11The applicant has not met his onus and therefor the outstanding amount of $250 of the OCF-18 is not payable.
ii) 3 Progress Evaluations
12The OCF-18 recommended twelve 1.5 hour therapy sessions and four 1 hour Progress Evaluations.
13The applicant submits that the 3 denied Progress Evaluations are reasonable and necessary because they allow a psychologist to see if the techniques being used are improving the patient’s recovery and relies on Dr. Mills Letter.
14Dr. Mills references the Ontario Psychological Association Guidelines for Assessment and Treatment in Auto Insurance Claims, July 29, 2010, OPA Auto Task Force (“OPA Guideline”) to support the necessity of progress reports.
15While I agree that this supports why progress reports are required, the referenced OPA Guideline in Dr. Mills Letter does not provide the evidence to support a finding that 3 additional Progress Evaluations are reasonable and necessary.
16The OPA Guideline provides as follows:
In the stages model, continuation of further treatment is determined by response to each stage of treatment. …while it may be anticipated that a patient with long standing and severe impairments might require a year long or longer treatment, it would be unusual to propose this in a single treatment plan. Rather, we anticipate that treatment would be proposed in blocks or stages…Reassessment and feedback to the client should occur every 6-10 sessions, or after a significant stage of the stepped care model…
17I agree with the respondent that the request for 4 progress evaluations over 12 sessions is in excess of the OPA Guideline. The respondent’s approval of one Progress Evaluation for 12 sessions is in line with the OPA Guideline.
18The applicant has failed to adduce sufficient evidence to substantiate the reasonableness and necessity of 3 additional Progress Evaluations.

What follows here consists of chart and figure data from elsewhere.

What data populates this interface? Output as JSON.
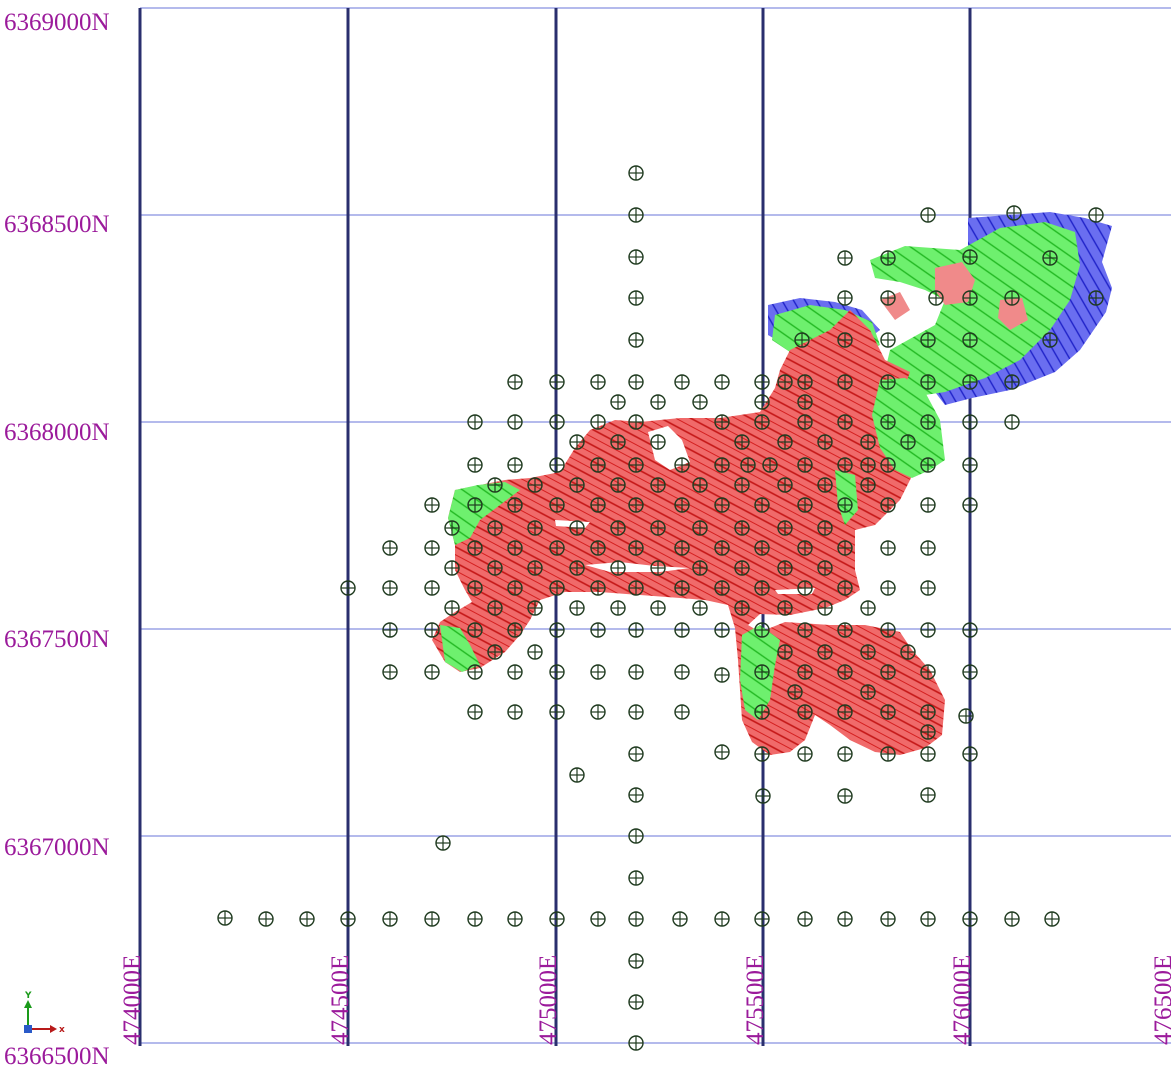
{
  "map": {
    "northing_labels": [
      "6369000N",
      "6368500N",
      "6368000N",
      "6367500N",
      "6367000N",
      "6366500N"
    ],
    "easting_labels": [
      "474000E",
      "474500E",
      "475000E",
      "475500E",
      "476000E",
      "476500E"
    ],
    "axis_triad": {
      "y": "Y",
      "x": "x"
    },
    "colors": {
      "label": "#9b1a9b",
      "grid_major": "#2a2f6e",
      "grid_minor": "#6a75d8",
      "zone_red": "#f06a6a",
      "zone_green": "#6ef06e",
      "zone_blue": "#6a6ef0",
      "drillhole_symbol": "#1f3a1f"
    }
  }
}
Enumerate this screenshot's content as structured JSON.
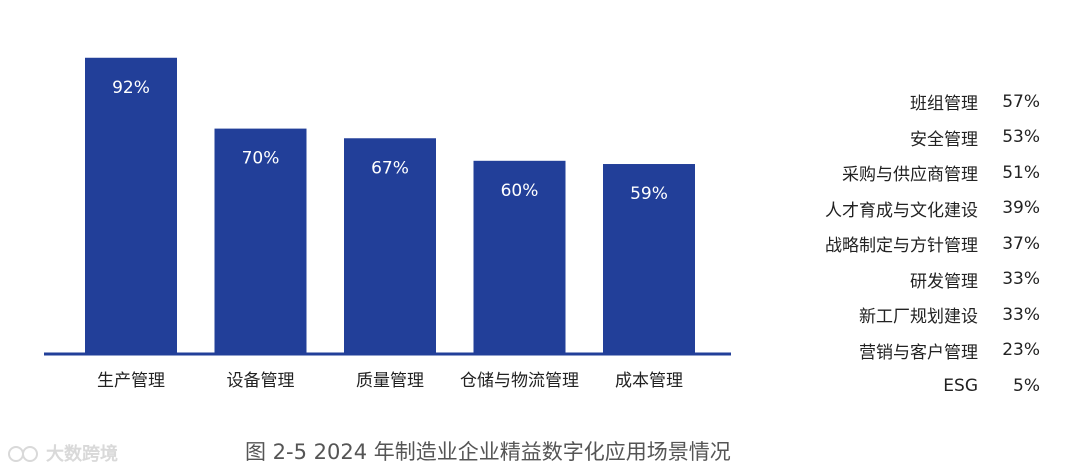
{
  "chart_data": {
    "type": "bar",
    "categories": [
      "生产管理",
      "设备管理",
      "质量管理",
      "仓储与物流管理",
      "成本管理"
    ],
    "values": [
      92,
      70,
      67,
      60,
      59
    ],
    "value_labels": [
      "92%",
      "70%",
      "67%",
      "60%",
      "59%"
    ],
    "ylim": [
      0,
      100
    ],
    "grid": false,
    "colors": {
      "bar": "#223f99"
    }
  },
  "side_list": [
    {
      "name": "班组管理",
      "value": "57%"
    },
    {
      "name": "安全管理",
      "value": "53%"
    },
    {
      "name": "采购与供应商管理",
      "value": "51%"
    },
    {
      "name": "人才育成与文化建设",
      "value": "39%"
    },
    {
      "name": "战略制定与方针管理",
      "value": "37%"
    },
    {
      "name": "研发管理",
      "value": "33%"
    },
    {
      "name": "新工厂规划建设",
      "value": "33%"
    },
    {
      "name": "营销与客户管理",
      "value": "23%"
    },
    {
      "name": "ESG",
      "value": "5%"
    }
  ],
  "caption": "图 2-5 2024 年制造业企业精益数字化应用场景情况",
  "watermark": {
    "text": "大数跨境",
    "icon": "watermark-logo-icon"
  }
}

19Based on the evidence before me, I find that the applicant has not proven on a balance of probabilities that the balance of the treatment plan is reasonable and necessary and therefore, it is not payable.
Order
20Pursuant to s.280(2) of the Act, and for the reasons outlined above, I order that this application be dismissed.
Released: August 25, 2017
Lori Marzinotto, Adjudicator
Footnotes
- The treatment and assessment plan (OCF-18) was in the amount of $3,741.48. The respondent partially approved the OCF-18 in the amount of $3,042.65. The respondent approved the 12 claimed treatment sessions, one “Documentation support activity for claim form” ($200) and one progress evaluation but denied the additional 3 progress evaluations (1 hour each at a cost of $149.61 = $448.83) and denied one “documentation support activity” at a cost of $250 for a total of $698.83, the total amount listed as the issue in dispute.